Google Voice is the perfect companion for an Android phone. With a Google Voice account, you get your own dedicated phone number which you can then pair with your home phone, cell phone, work phone, etc so that people can contact through a single number, regardless of where you are. With the Google Voice Android app, you can ditch your cell carrier's voicemail service in place of Google Voice's visual voicemail, complete with voice to text transcripts. You can also place calls through Google Voice directly from your Android handset, and while this feature isn't particularly useful for domestic calls, international calls generally have significantly reduced rates and can even be free (for example, calls to Canada).
Chrome to Phone will grown on you – we guarantee it.
Chrome to Phone is another app directly from the minds of Google. Despite being a relatively simple app, it does require Android version 2.2 or higher. Chrome to Phone lets you send links and web pages from your PC to your phone in just a single click. It may not seem particularly useful at first, but take a moment to think about how many times you've downloaded a file to your computer just to copy it over to your phone immediately afterwards or how many times you've struggled to navigate to a website on your phone that you've previously found on your PC. You'll notice that the more you tinker with your phone, the more you'll grow to appreciate Chrome to Phone.
The next iteration of Android, version 2.3 (code name Gingerbread) is just around the corner, though as we've seen in the past with previous updates, some devices will get it sooner than others, and some won't get it at all. While it's still uncertain exactly which new features will be included, it appears that one of the core attributes of Gingerbread will be a makeover of Android's user interface. Upgrading the stock interface may tangentially help everyone; if this incentivizes headset manufacturers to stop customizing their own Android skins and themes, we see faster adoption rates for future updates in the future.
The biggest and perhaps most anticipated upgrade is integrated video chat built on top of the Google Talk platform. This should be a welcome alternative to the current video chat solutions offered by Qik. Integrated video chat support will encourage manufacturers to include front-facing cameras on more of their future phones. It's likely that by this time next year, front-facing cameras will be standard on all smartphones.

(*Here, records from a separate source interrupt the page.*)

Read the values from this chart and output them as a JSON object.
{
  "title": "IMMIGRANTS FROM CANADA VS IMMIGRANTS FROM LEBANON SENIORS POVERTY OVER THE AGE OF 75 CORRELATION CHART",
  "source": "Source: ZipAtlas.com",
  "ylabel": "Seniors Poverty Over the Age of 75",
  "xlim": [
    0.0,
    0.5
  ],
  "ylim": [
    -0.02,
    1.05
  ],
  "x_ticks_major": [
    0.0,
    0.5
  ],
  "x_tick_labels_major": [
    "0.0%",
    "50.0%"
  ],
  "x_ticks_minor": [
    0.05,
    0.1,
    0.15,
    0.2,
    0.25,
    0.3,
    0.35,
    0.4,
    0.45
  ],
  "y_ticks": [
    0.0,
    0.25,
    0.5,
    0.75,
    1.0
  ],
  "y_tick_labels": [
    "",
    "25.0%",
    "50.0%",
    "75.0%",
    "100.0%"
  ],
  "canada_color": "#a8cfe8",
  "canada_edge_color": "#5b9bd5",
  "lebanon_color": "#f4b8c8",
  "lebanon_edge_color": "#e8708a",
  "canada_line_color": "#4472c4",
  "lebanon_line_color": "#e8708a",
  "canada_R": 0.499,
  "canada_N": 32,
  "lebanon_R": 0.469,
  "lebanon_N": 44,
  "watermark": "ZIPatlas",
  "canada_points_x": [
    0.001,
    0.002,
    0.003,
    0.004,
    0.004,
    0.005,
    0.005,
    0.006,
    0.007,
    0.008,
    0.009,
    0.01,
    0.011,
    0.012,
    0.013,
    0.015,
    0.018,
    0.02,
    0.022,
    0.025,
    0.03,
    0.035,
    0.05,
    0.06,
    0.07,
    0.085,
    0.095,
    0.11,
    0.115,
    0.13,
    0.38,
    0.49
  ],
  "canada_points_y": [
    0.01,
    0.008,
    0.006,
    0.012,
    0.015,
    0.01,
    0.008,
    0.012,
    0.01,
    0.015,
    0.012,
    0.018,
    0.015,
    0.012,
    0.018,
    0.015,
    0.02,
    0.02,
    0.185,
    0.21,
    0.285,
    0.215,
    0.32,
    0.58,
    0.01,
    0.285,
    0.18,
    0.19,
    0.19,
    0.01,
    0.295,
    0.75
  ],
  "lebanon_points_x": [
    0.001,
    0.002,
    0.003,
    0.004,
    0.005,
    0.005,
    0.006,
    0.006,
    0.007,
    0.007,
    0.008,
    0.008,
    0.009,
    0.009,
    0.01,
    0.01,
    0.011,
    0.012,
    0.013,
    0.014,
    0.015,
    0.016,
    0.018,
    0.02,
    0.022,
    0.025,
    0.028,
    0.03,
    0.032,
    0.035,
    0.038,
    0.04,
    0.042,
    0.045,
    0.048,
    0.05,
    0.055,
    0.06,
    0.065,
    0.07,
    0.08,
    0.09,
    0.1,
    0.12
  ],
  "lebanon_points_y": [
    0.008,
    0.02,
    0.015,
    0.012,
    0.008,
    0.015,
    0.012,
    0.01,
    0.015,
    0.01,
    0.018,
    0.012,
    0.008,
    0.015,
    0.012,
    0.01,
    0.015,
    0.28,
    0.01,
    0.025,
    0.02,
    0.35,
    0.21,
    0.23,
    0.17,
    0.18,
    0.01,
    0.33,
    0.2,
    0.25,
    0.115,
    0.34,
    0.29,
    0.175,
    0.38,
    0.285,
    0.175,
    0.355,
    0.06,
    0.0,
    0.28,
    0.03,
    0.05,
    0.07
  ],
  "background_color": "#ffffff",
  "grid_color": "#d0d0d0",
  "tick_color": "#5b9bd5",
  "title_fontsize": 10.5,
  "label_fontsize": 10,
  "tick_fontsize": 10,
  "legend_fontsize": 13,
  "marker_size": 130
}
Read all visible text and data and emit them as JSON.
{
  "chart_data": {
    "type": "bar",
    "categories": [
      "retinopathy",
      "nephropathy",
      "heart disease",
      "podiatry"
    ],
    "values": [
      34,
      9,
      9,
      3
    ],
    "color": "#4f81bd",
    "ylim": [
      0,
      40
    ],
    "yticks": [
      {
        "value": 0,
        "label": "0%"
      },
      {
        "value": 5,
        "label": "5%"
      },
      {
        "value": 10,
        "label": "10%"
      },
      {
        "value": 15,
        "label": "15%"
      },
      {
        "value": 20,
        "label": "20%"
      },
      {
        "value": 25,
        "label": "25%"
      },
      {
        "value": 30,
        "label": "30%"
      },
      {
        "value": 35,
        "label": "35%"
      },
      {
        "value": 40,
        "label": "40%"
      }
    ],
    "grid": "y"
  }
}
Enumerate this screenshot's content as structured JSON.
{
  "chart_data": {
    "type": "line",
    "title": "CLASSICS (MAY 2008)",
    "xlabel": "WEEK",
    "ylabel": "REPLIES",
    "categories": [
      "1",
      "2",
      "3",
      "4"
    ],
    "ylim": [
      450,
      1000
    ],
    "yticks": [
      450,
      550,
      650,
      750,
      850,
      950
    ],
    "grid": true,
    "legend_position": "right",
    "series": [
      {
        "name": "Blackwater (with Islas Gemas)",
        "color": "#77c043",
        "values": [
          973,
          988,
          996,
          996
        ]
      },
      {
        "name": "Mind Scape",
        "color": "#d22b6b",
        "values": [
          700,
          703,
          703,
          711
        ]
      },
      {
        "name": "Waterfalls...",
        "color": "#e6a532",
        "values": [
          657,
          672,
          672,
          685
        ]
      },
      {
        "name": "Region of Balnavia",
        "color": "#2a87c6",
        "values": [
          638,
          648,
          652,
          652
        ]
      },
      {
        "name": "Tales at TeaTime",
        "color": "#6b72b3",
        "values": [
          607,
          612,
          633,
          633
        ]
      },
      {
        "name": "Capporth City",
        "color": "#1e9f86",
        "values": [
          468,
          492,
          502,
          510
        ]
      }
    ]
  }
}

Other rumored updates include a makeover for various Google applications, improved social networking features, improved copy/paste functionality, support for near field communication, and upgraded streaming media support. Given the release of Google TV, it's likely that the 2.3 update will incorporate support for this new Google appliance.
Finally, Gingerbread is also rumored to include additional support for larger display sizes with resolutions up to WXGA (1280x800 or 1360x768). This indicates that Google supports the recent wave of interest in tablet devices.